Cost savings through batching

One critical and often overlooked component of Bitcoin's transaction functionality is that it enables a single transaction to have multiple inputs and multiple outputs. This is important because it allows a user to "batch" transactions together. Consider the scenario where Sally needs to pay 0.5 BTC to both Jim and Susan. She could send two transactions, each worth 0.5 BTC. But, she'd have to pay two transaction fees at the network clearing rate. Alternatively, Sally could batch the two transactions into one transaction with 1.0 BTC as its input and two 0.5 BTC outputs. She'd then only need to pay one transaction fee.
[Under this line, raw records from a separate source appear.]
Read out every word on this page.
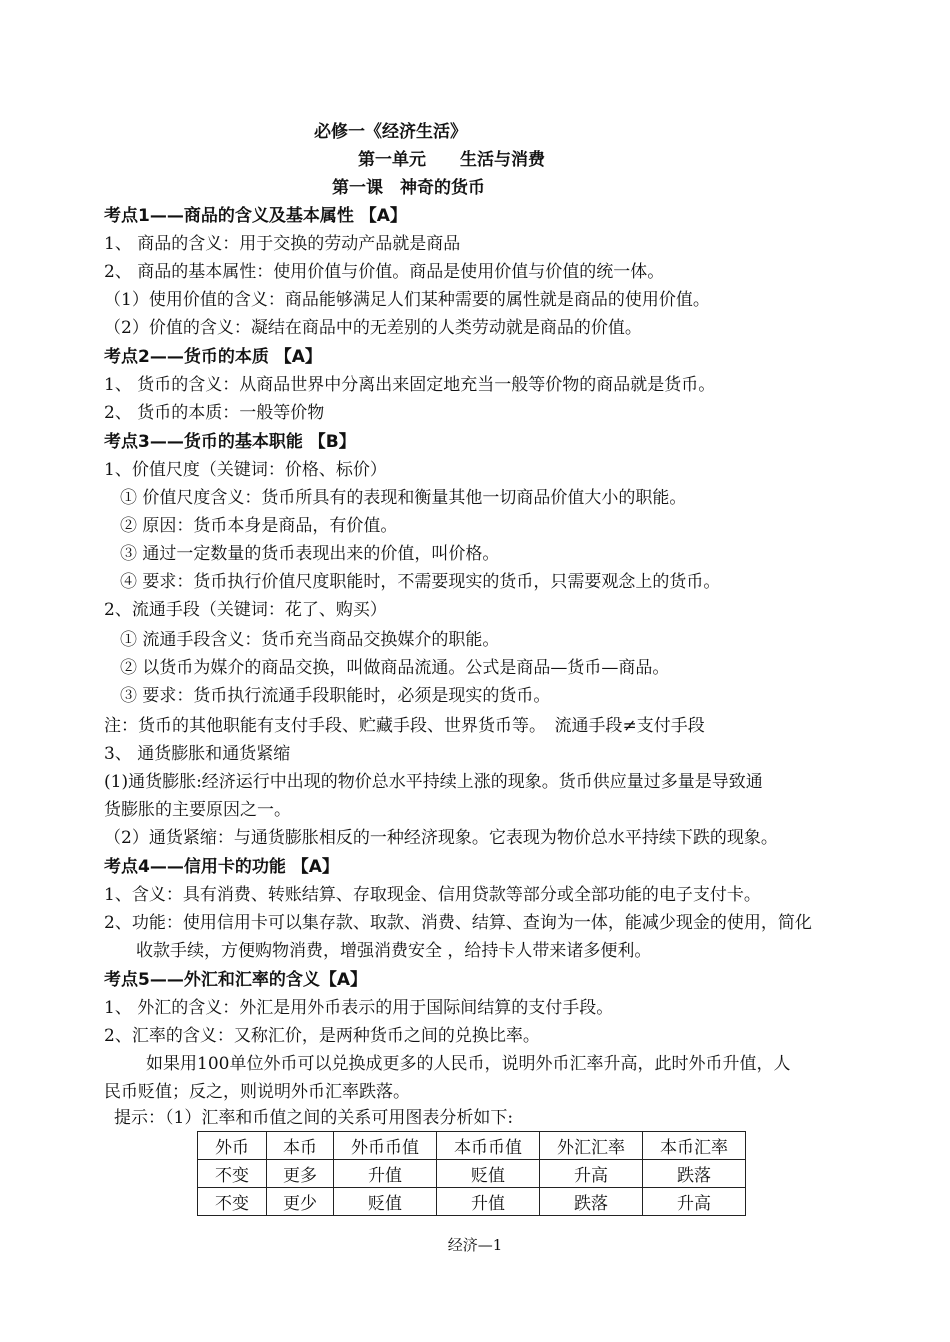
必修一《经济生活》
第一单元　　生活与消费
第一课　神奇的货币
考点1——商品的含义及基本属性 【A】
1、 商品的含义：用于交换的劳动产品就是商品
2、 商品的基本属性：使用价值与价值。商品是使用价值与价值的统一体。
（1）使用价值的含义：商品能够满足人们某种需要的属性就是商品的使用价值。
（2）价值的含义：凝结在商品中的无差别的人类劳动就是商品的价值。
考点2——货币的本质 【A】
1、 货币的含义：从商品世界中分离出来固定地充当一般等价物的商品就是货币。
2、 货币的本质：一般等价物
考点3——货币的基本职能 【B】
1、价值尺度（关键词：价格、标价）
① 价值尺度含义：货币所具有的表现和衡量其他一切商品价值大小的职能。
② 原因：货币本身是商品，有价值。
③ 通过一定数量的货币表现出来的价值，叫价格。
④ 要求：货币执行价值尺度职能时，不需要现实的货币，只需要观念上的货币。
2、流通手段（关键词：花了、购买）
① 流通手段含义：货币充当商品交换媒介的职能。
② 以货币为媒介的商品交换，叫做商品流通。公式是商品—货币—商品。
③ 要求：货币执行流通手段职能时，必须是现实的货币。
注：货币的其他职能有支付手段、贮藏手段、世界货币等。　流通手段≠支付手段
3、 通货膨胀和通货紧缩
(1)通货膨胀:经济运行中出现的物价总水平持续上涨的现象。货币供应量过多量是导致通
货膨胀的主要原因之一。
（2）通货紧缩：与通货膨胀相反的一种经济现象。它表现为物价总水平持续下跌的现象。
考点4——信用卡的功能 【A】
1、含义：具有消费、转账结算、存取现金、信用贷款等部分或全部功能的电子支付卡。
2、功能：使用信用卡可以集存款、取款、消费、结算、查询为一体，能减少现金的使用，简化
收款手续，方便购物消费，增强消费安全 ，给持卡人带来诸多便利。
考点5——外汇和汇率的含义【A】
1、 外汇的含义：外汇是用外币表示的用于国际间结算的支付手段。
2、汇率的含义：又称汇价，是两种货币之间的兑换比率。
如果用100单位外币可以兑换成更多的人民币，说明外币汇率升高，此时外币升值，人
民币贬值；反之，则说明外币汇率跌落。
提示：（1）汇率和币值之间的关系可用图表分析如下:
外币	本币	外币币值	本币币值	外汇汇率	本币汇率
不变	更多	升值	贬值	升高	跌落
不变	更少	贬值	升值	跌落	升高
经济—1
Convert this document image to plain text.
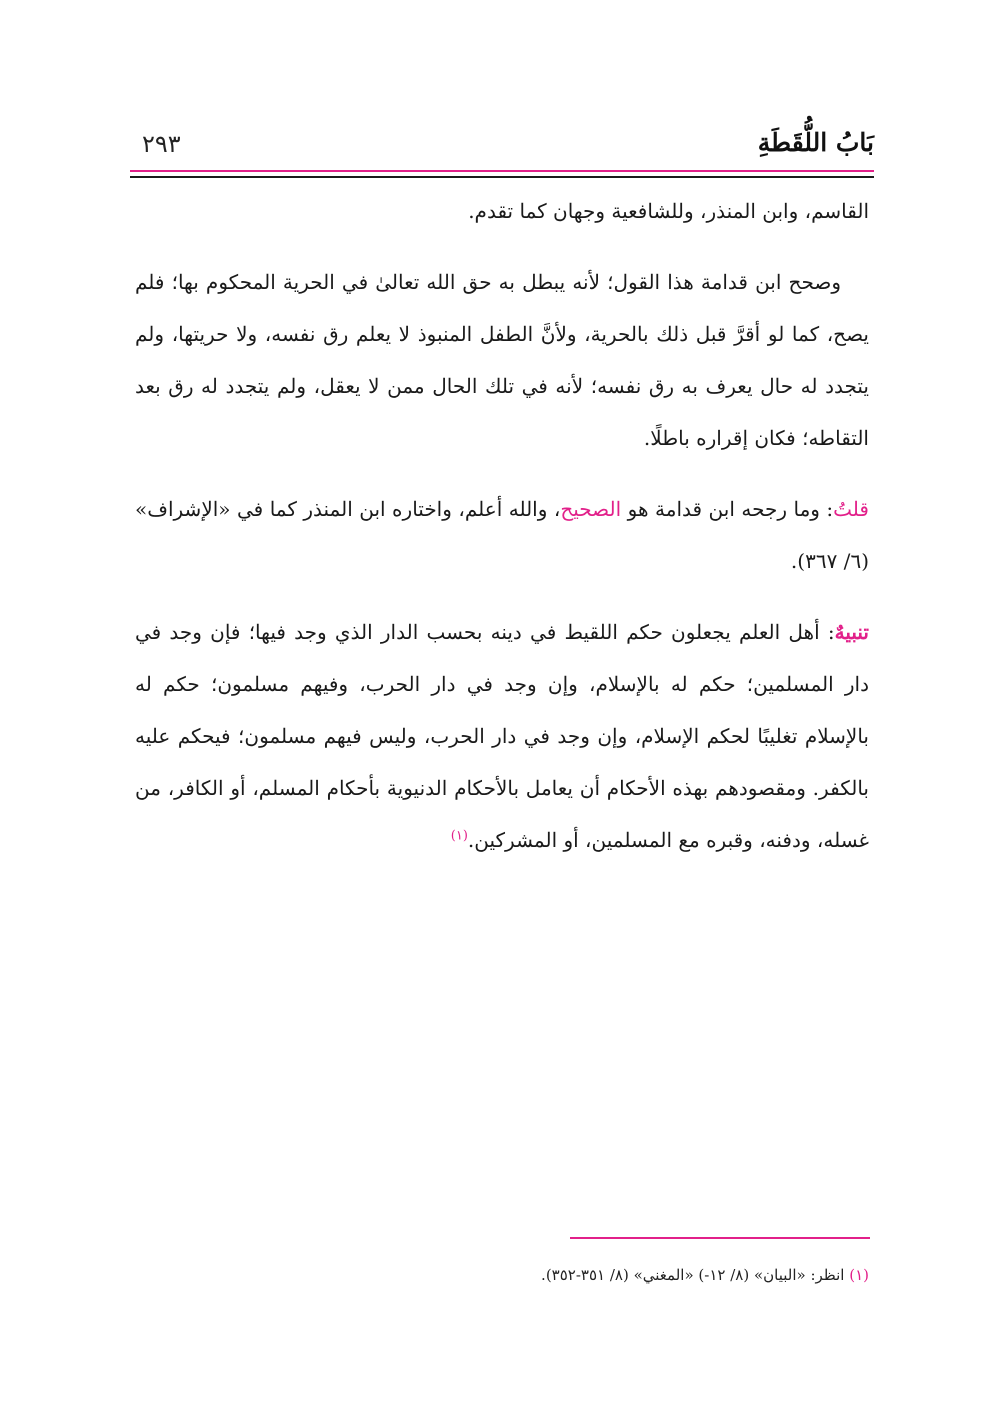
بَابُ اللُّقَطَةِ
٢٩٣

القاسم، وابن المنذر، وللشافعية وجهان كما تقدم.

وصحح ابن قدامة هذا القول؛ لأنه يبطل به حق الله تعالىٰ في الحرية المحكوم بها؛ فلم يصح، كما لو أقرَّ قبل ذلك بالحرية، ولأنَّ الطفل المنبوذ لا يعلم رق نفسه، ولا حريتها، ولم يتجدد له حال يعرف به رق نفسه؛ لأنه في تلك الحال ممن لا يعقل، ولم يتجدد له رق بعد التقاطه؛ فكان إقراره باطلًا.

قلتُ: وما رجحه ابن قدامة هو الصحيح، والله أعلم، واختاره ابن المنذر كما في «الإشراف» (٦/ ٣٦٧).

تنبيهٌ: أهل العلم يجعلون حكم اللقيط في دينه بحسب الدار الذي وجد فيها؛ فإن وجد في دار المسلمين؛ حكم له بالإسلام، وإن وجد في دار الحرب، وفيهم مسلمون؛ حكم له بالإسلام تغليبًا لحكم الإسلام، وإن وجد في دار الحرب، وليس فيهم مسلمون؛ فيحكم عليه بالكفر. ومقصودهم بهذه الأحكام أن يعامل بالأحكام الدنيوية بأحكام المسلم، أو الكافر، من غسله، ودفنه، وقبره مع المسلمين، أو المشركين.$^{(١)}$

(١) انظر: «البيان» (٨/ ١٢-) «المغني» (٨/ ٣٥١-٣٥٢).
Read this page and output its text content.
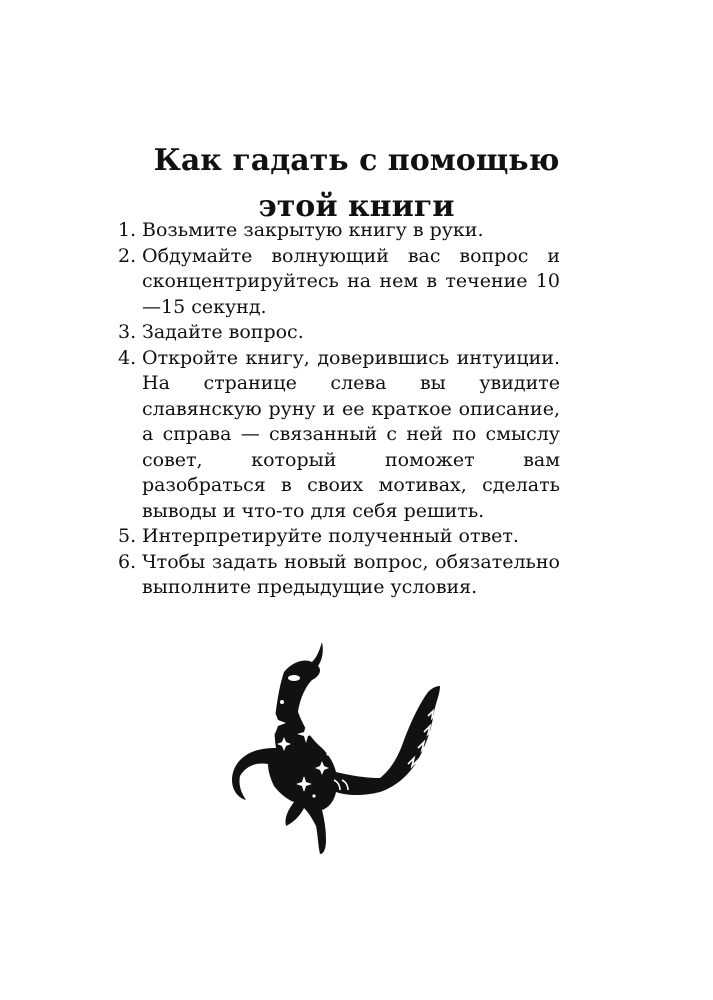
Как гадать с помощью
этой книги
1. Возьмите закрытую книгу в руки.
2. Обдумайте волнующий вас вопрос и сконцентрируйтесь на нем в течение 10—15 секунд.
3. Задайте вопрос.
4. Откройте книгу, доверившись интуиции. На странице слева вы увидите славянскую руну и ее краткое описание, а справа — связанный с ней по смыслу совет, который поможет вам разобраться в своих мотивах, сделать выводы и что-то для себя решить.
5. Интерпретируйте полученный ответ.
6. Чтобы задать новый вопрос, обязательно выполните предыдущие условия.
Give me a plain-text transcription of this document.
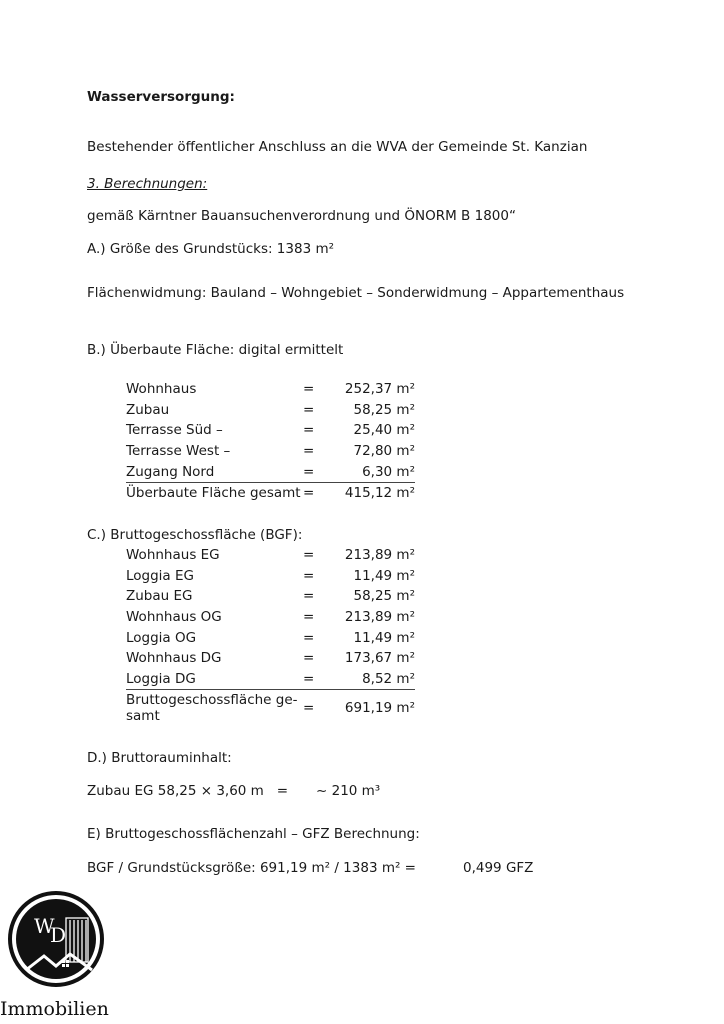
Wasserversorgung:
Bestehender öffentlicher Anschluss an die WVA der Gemeinde St. Kanzian
3. Berechnungen:
gemäß Kärntner Bauansuchenverordnung und ÖNORM B 1800“
A.) Größe des Grundstücks: 1383 m²
Flächenwidmung: Bauland – Wohngebiet – Sonderwidmung – Appartementhaus
B.) Überbaute Fläche: digital ermittelt
Wohnhaus	=	252,37 m²
Zubau	=	58,25 m²
Terrasse Süd –	=	25,40 m²
Terrasse West –	=	72,80 m²
Zugang Nord	=	6,30 m²
Überbaute Fläche gesamt	=	415,12 m²
C.) Bruttogeschossfläche (BGF):
Wohnhaus EG	=	213,89 m²
Loggia EG	=	11,49 m²
Zubau EG	=	58,25 m²
Wohnhaus OG	=	213,89 m²
Loggia OG	=	11,49 m²
Wohnhaus DG	=	173,67 m²
Loggia DG	=	8,52 m²
Bruttogeschossfläche ge-
samt	=	691,19 m²
D.) Bruttorauminhalt:
Zubau EG 58,25 × 3,60 m   = ~ 210 m³
E) Bruttogeschossflächenzahl – GFZ Berechnung:
BGF / Grundstücksgröße: 691,19 m² / 1383 m² =	0,499 GFZ
W
D
Immobilien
Logically, we would expect that as transaction fees rise, users would increasingly batch transactions together into single transactions with multiple outputs in order to reduce transaction costs.

Yet, the number of outputs per transactions trended only marginally higher. When we look at the ratio of outputs per transaction (see chart below) we can determine that few users chose to implement this cost saving measure.

When shown together it becomes even more apparent that number of outputs per transaction scaled with the number of transactions per block. Given the increased transaction fees we would expect to see the number of outputs per transaction diverge from transactions per block as batching adoption increased.

Space savings through batching

Putting aside cost savings to our user Sally, let's consider the impact on block size of sending two transactions versus one transaction with two outputs. A basic transaction requires 226 bytes. Of this, 34 bytes are required for the first output. Adding a second output to a transaction increases its size from 226 bytes to 260 bytes. Each additional output added to the transaction only adds 34 incremental bytes to the transaction size.

Conversely, creating a second transaction requires doubling the original transaction size (226 x 2) or 452 bytes. See the problem? For each output that could be batched but isn't, unnecessary pressure is applied to the block size limit and transaction fees are needlessly inflated. By incorporating batching more can be done with each Bitcoin block because the overall ratio of outputs per transaction will increase and the relative byte size of each output will decrease.

Interestingly, the spike in transactions in August could have been driven in part by the low transaction fees at the beginning of the month. Low fees may have led to the increase in transactions; if some of these transactions were contractual obligations then users who were lulled into committing to transact later in the month by low fees early in the month could not escape these costs unless they incorporated batching.

Verifying our results

To verify that major Bitcoin platforms have not implemented batching we tried sending a small amount of Bitcoin from a Coinbase wallet to another wallet. We sent 0.00134 BTC ($10 at the time of writing). Coinbase automatically added a 0.00065960 BTC transaction fee ($4.93). In this case the cost of the transaction fee is nearly 50% of the value of the transaction.

0.00134 BTC sent from Coinbase to another wallet

Next, we inspected the transaction on BlockCypher to determine whether our transaction was batched with others.

BlockCypher transaction analysis

This transaction was clearly not batched. A 0.00134 BTC output was sent to our wallet and 0.00000929 BTC was returned to Coinbase as change. This is extremely inefficient for three primary reasons:

  1. Had this transaction been batched with others we would not have had to pay such an exorbitant transaction fee
  2. Had this transaction been batched with others more outputs could have been included in the block
  3. Perhaps worst of all, the change amount (0.00000929 BTC) is smaller than the minimum amount that can be sent on the blockchain (0.00005460 BTC). This is, simply put, bad business since the change amount is unusable Bitcoin.


Major players in Bitcoin, such as Coinbase, have simply not developed batching technology. This drives up transaction fees for everyone using the Bitcoin network and puts pressure on the block size limit. Bitcoin has plenty of head room if key players manage transactions, outputs, and fees intelligently. Let's see that happen.